2.22.2005

Sunrise

The morning sun trickled through the window and splattered noiselessly and unevenly across The man in the chair’s khakis and sweatshirt. It dribbled past the saw edged maples, evaded the entangling twines of bindweed, fell past the dust smeared window and finally, unable to avoid the end, crashed onto The man in the chair’s stubbled face and low murmuring lips. Oblivious to the acrobatically suicidal sunlight, the hospital room remained still, with the sole exception of The man in the chair’s thin lips, spreading and mashing back into themselves.
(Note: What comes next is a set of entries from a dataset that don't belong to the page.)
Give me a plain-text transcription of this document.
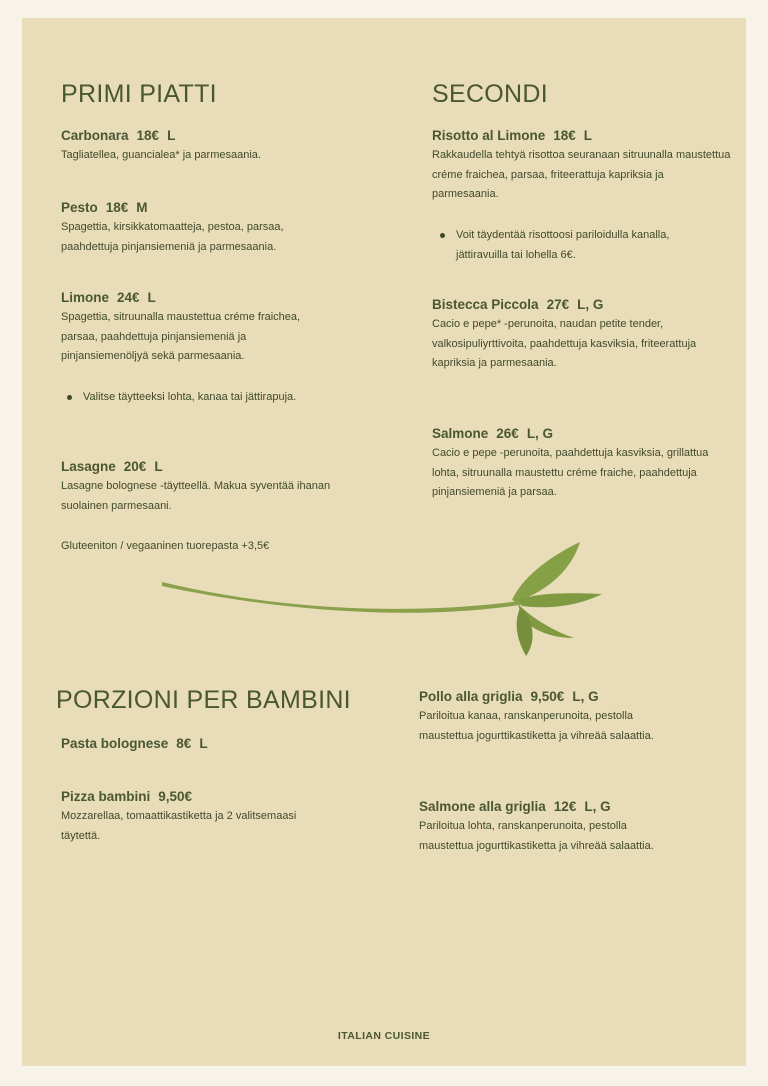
PRIMI PIATTI	SECONDI
Carbonara 18€ L

Tagliatellea, guancialea* ja parmesaania.

Pesto 18€ M

Spagettia, kirsikkatomaatteja, pestoa, parsaa, paahdettuja pinjansiemeniä ja parmesaania.

Limone 24€ L

Spagettia, sitruunalla maustettua créme fraichea, parsaa, paahdettuja pinjansiemeniä ja pinjansiemenöljyä sekä parmesaania.

Valitse täytteeksi lohta, kanaa tai jättirapuja.
Lasagne 20€ L

Lasagne bolognese -täytteellä. Makua syventää ihanan suolainen parmesaani.

Gluteeniton / vegaaninen tuorepasta +3,5€
Risotto al Limone 18€ L

Rakkaudella tehtyä risottoa seuranaan sitruunalla maustettua créme fraichea, parsaa, friteerattuja kapriksia ja parmesaania.

Voit täydentää risottoosi pariloidulla kanalla, jättiravuilla tai lohella 6€.
Bistecca Piccola 27€ L, G

Cacio e pepe* -perunoita, naudan petite tender, valkosipuliyrttivoita, paahdettuja kasviksia, friteerattuja kapriksia ja parmesaania.

Salmone 26€ L, G

Cacio e pepe -perunoita, paahdettuja kasviksia, grillattua lohta, sitruunalla maustettu créme fraiche, paahdettuja pinjansiemeniä ja parsaa.

PORZIONI PER BAMBINI
Pasta bolognese 8€ L
Pizza bambini 9,50€

Mozzarellaa, tomaattikastiketta ja 2 valitsemaasi täytettä.

Pollo alla griglia 9,50€ L, G

Pariloitua kanaa, ranskanperunoita, pestolla maustettua jogurttikastiketta ja vihreää salaattia.

Salmone alla griglia 12€ L, G

Pariloitua lohta, ranskanperunoita, pestolla maustettua jogurttikastiketta ja vihreää salaattia.

ITALIAN CUISINE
The myriad tubes and electric graphs, oblivious to the morning and the sun hurling itself against them, methodically repeated themselves. The pastel green curtain didn’t flutter. No nurse carrying coffee or patient stretching his legs ambled up to them with morning eyes. Nothing moved, save the forgotten graphs on the monitor, the respirator’s tired breathing, and The man in the chair, asking again and again, “Why won’t you die? Why won’t you die?”
The sunlight saw The man in the chair’s down creased eyes, overlarge hands, drooping mouth, but heard nothing. It saw the redundant graphs, saw The man in the bed, nearly invisible for the tubes covering his mouth and nose, and saw that The man in the bed looked a lot like The man in the chair, only The man in the bed was much older, and would die in 761 days.
With an indifference only the ever passing sun and the ever falling sun can possess as they sweep over Croatia or picnickers making love or graveyards or 49th Street, the sun saw The man in the chair’s tattered hair and disheveled clothes, saw the two day old Egg McMuffin wrapper beside The man in the chair, and saw that The man in the chair wanted nothing more than freedom.
So, in a moment of mercy rare for inanimate objects, the sunlight gathered and pressed like a quilt upon The man in the bed’s chest, pressing with heat and light, until, among alarms and suddenly rabid graphs, The man in the bed died.